Worst-case suppliers’ revenue scenarios have so far been avoided for this month, but it is still too early to tell as the majority of consumer payments are due at the end of the month. Electricity bill collection rates have been much higher than expected in May and are on the rise after the previous months, while full-scale lockdown was in force.
For now, electricity bill collection rates are gradually approaching pre-crisis levels. These are down by about 10 % at the moment, compared to a 30 % decrease in the past two months. State-controlled PPC already improved its electricity-bill revenue decline to just 9 % in April, after a 25 to 30 % drop in the second half of March.
Suppliers with high exposure to business customers have been hit especially hard as these consumer groups were grounded during the full-scale lockdown in March and April.
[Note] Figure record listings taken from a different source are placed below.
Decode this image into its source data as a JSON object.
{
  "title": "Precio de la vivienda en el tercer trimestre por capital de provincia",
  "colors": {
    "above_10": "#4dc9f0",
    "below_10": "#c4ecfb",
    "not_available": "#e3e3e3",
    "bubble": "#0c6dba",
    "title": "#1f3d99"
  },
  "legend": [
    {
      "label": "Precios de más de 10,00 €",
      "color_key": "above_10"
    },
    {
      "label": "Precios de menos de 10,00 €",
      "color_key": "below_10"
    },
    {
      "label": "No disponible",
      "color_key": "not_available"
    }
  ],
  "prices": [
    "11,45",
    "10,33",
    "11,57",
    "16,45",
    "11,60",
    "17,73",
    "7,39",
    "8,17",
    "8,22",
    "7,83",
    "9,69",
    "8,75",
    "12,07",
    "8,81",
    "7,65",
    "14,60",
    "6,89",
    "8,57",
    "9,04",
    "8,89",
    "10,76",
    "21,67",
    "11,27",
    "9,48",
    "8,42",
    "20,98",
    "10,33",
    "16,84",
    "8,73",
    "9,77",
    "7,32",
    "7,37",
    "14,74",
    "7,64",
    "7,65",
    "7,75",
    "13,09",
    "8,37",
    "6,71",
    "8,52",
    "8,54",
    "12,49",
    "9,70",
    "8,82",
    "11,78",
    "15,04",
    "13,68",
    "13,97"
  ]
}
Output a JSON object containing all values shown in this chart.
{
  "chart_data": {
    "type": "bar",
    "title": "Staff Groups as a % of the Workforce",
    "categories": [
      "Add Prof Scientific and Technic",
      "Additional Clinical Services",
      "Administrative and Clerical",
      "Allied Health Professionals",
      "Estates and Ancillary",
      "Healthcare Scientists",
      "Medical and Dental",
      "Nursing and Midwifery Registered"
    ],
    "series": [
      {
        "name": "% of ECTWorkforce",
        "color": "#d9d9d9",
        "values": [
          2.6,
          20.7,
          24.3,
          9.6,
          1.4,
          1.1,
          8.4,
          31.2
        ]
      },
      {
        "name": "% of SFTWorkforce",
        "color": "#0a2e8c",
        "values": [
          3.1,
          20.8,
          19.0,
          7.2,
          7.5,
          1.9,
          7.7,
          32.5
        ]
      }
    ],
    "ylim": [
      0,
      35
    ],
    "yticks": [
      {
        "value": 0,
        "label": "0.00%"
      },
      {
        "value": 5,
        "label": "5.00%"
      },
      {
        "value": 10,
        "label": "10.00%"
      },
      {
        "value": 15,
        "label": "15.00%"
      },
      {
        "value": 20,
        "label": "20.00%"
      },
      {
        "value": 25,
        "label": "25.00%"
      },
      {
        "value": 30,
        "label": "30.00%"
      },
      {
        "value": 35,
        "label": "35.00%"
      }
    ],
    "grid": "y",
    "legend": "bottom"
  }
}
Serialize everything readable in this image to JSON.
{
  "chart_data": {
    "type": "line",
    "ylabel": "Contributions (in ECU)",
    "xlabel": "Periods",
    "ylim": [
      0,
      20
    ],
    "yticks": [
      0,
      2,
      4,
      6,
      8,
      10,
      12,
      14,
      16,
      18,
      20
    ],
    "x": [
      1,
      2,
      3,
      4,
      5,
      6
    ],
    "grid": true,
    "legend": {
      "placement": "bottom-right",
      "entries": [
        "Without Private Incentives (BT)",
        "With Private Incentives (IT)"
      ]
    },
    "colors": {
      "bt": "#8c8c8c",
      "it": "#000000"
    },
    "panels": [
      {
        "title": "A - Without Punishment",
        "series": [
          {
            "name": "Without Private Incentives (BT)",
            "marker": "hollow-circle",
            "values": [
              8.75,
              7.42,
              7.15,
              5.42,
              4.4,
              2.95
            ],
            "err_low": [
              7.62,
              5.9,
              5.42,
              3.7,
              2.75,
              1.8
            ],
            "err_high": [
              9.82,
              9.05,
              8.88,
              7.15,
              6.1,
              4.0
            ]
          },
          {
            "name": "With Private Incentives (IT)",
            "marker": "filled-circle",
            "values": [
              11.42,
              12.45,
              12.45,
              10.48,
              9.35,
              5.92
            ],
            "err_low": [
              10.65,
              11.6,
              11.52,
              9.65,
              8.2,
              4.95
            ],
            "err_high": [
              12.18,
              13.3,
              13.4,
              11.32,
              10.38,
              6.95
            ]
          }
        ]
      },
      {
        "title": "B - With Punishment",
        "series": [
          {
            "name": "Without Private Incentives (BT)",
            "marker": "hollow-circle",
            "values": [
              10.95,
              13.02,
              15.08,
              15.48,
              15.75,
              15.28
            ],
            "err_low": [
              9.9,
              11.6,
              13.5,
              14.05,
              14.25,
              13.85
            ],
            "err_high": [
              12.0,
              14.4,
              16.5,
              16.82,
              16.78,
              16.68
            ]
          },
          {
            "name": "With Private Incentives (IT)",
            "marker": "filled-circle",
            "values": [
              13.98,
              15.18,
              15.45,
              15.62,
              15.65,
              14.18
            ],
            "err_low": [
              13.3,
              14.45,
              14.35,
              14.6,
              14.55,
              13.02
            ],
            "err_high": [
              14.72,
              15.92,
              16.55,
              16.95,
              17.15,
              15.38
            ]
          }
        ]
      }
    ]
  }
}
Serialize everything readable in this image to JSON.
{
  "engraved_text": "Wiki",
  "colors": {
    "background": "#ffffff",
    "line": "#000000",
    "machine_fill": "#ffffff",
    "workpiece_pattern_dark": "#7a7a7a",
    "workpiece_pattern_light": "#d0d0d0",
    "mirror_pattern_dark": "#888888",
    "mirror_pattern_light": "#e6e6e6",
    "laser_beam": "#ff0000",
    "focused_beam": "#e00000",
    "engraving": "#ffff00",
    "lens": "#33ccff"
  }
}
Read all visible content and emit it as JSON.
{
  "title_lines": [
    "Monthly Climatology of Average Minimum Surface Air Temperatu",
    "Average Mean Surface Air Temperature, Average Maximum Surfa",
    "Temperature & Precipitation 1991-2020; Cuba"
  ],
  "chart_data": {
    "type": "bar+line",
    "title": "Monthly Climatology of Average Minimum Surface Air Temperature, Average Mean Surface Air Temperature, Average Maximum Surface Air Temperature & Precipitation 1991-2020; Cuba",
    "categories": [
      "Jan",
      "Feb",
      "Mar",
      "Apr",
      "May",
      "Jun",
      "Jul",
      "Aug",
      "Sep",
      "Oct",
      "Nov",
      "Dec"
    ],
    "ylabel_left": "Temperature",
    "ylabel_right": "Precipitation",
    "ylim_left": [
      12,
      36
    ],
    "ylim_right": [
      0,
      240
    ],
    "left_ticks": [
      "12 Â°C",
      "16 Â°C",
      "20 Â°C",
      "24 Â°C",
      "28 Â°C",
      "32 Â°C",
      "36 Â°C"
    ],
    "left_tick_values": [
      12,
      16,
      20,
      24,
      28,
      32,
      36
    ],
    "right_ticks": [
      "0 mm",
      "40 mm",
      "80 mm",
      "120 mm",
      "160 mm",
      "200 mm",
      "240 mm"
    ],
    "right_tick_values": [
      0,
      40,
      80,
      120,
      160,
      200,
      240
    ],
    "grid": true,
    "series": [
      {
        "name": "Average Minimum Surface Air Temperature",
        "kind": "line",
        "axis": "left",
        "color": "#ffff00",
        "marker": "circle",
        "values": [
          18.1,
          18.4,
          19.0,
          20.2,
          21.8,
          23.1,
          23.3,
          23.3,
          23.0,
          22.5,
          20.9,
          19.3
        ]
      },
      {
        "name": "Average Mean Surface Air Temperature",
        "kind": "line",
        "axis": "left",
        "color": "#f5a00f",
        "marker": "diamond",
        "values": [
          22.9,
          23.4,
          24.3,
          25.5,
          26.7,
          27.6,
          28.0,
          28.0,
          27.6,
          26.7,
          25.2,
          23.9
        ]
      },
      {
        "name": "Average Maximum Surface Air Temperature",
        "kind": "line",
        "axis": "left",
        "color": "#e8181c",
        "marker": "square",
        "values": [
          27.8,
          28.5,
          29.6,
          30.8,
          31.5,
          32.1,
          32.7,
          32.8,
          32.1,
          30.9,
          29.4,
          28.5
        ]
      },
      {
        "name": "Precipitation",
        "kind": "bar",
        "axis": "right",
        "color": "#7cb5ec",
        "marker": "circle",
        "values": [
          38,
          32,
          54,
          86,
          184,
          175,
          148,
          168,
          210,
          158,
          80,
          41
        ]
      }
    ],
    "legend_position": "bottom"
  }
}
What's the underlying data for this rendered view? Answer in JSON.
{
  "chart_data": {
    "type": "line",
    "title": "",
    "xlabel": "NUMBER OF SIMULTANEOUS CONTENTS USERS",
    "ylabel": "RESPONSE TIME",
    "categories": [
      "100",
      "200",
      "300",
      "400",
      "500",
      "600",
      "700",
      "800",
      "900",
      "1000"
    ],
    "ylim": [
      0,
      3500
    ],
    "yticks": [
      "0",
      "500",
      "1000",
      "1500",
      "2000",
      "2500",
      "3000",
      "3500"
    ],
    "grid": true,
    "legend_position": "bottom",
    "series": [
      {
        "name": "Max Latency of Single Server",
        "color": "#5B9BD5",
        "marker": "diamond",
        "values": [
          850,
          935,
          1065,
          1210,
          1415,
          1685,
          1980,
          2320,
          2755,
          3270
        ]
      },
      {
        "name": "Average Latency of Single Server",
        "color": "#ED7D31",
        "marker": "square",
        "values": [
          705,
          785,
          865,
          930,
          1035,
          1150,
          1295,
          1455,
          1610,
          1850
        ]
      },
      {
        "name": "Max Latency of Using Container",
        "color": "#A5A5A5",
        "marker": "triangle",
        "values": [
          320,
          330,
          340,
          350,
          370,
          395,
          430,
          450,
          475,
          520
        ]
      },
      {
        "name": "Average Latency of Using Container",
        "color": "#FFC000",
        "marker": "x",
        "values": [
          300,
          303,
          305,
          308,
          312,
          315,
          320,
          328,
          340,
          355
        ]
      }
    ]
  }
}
On the other hand, revenue losses have been milder for suppliers focused more on household consumers.
However, the full extent of the pandemic’s damage on electricity suppliers’ revenues will become clearer once the economy is fully relaunched and the Government’s support measures reach an end.
Tourism business is expected to take a big hit this summer, which will also hurt electricity supplier revenues, traditionally boosted during the second half of the year as a result of heightened tourism-related business. Therefore, independent suppliers may resort to emergency cash support through low-interest bank loans, support mechanisms and other financial tools if it turns out to be a poor summer for the tourism industry.